Involontairement, madame de Marande laissa tomber sa tête sur sa poitrine. Elle resta dans l’attitude du profond accablement.
– Pauvre femme, pensa M. de Marande, elle a peur qu’on ne lui tue celui qu’elle aime ! – Chère amie, dit-il en prenant la main de sa femme, voulez-vous m’écouter tranquillement, c’est-à-
dire sans trouble, sans inquiétude, sans crainte ?
Ma visite, je vous le jure, n’a d’autre but que de vous rassurer.
– Je vous écoute, dit madame de Marande en poussant un soupir.
– Eh bien, continua M. de Marande, quelle opinion auriez-vous de M. Jean Robert –
remarquez que je vous parle comme un père ou comme un prêtre, et que je vous prie de scruter votre conscience –, quelle opinion auriez-vous vous-même de M. Jean Robert s’il ne vous protégeait pas contre un homme qui vous a si grossièrement outragée et qui peut, d’un jour à l’autre, renouveler son injure ? quelle opinion auriez-vous de sa fierté, de son honneur, de son courage, de son amour même, s’il ne se battait pas, sur une simple prière de vous, contre l’homme qui vous a fait un pareil affront ?

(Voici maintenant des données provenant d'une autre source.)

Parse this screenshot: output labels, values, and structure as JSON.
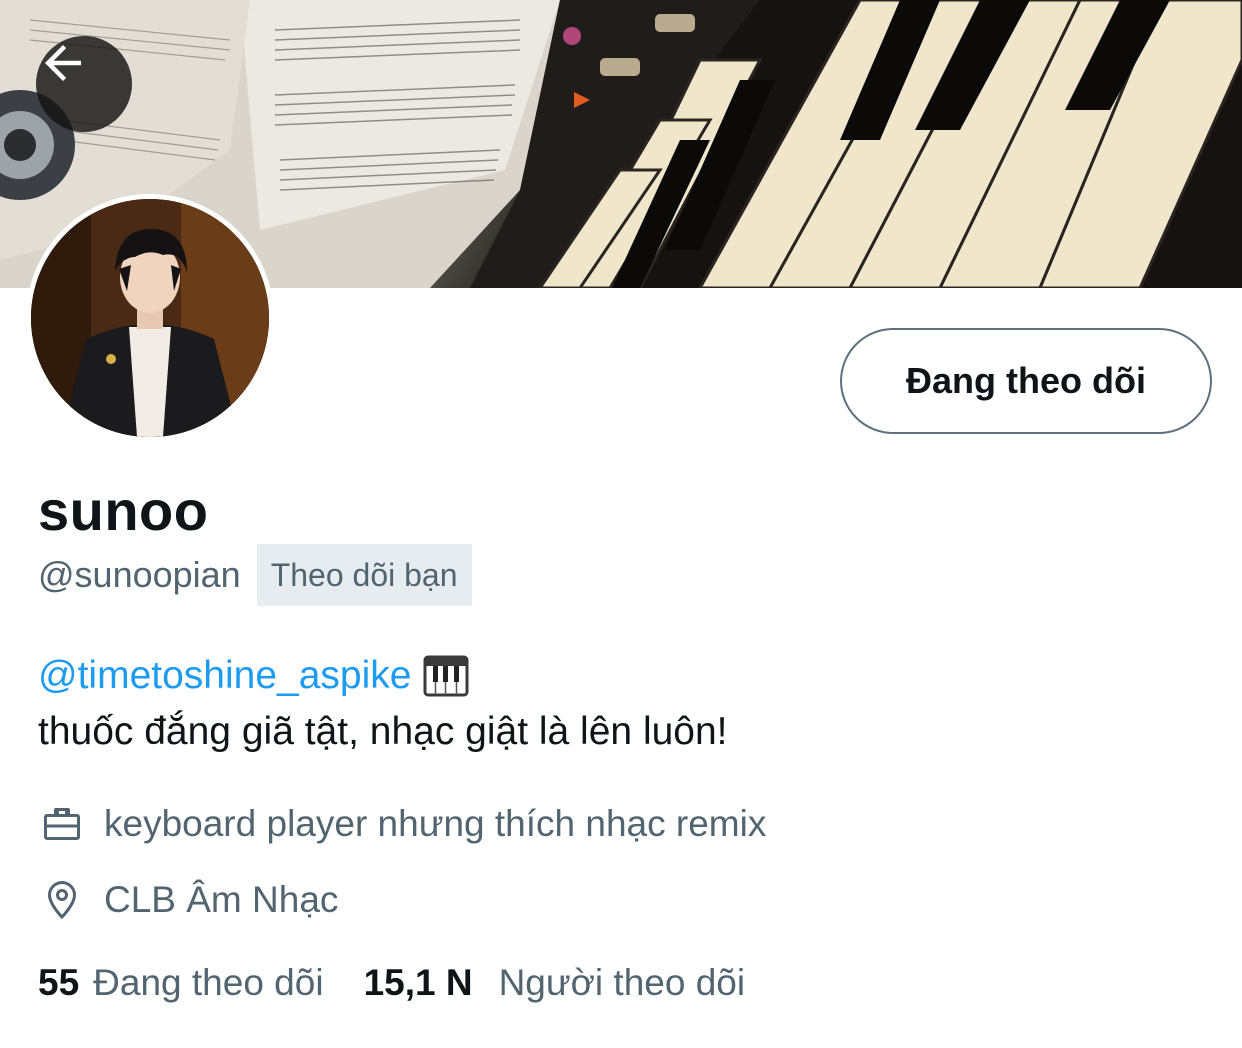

– Ne m’interrogez pas, monsieur, s’écria la pauvre femme ; mon esprit est troublé, et, quand je descends dans ma conscience, je n’y vois pas plus clair que dans ma raison.
– Je vous répète pour la troisième fois, Lydie, que je ne suis venu ici que pour vous rassurer.
Admettez avec moi que M. Jean Robert se battra, ce qui est en conscience la moindre preuve d’affection qu’il puisse vous donner, et, en échange, je vous ferai le serment, moi, qu’il ne se battra pas.
– Vous me ferez ce serment, vous ? s’écria madame de Marande en regardant fixement son mari.
– Moi, dit le banquier, et à mes serments vous pouvez croire, Lydie ; car, par malheur, ajouta-t-il mélancoliquement, mes serments, à moi, ne sont point des serments d’amoureux.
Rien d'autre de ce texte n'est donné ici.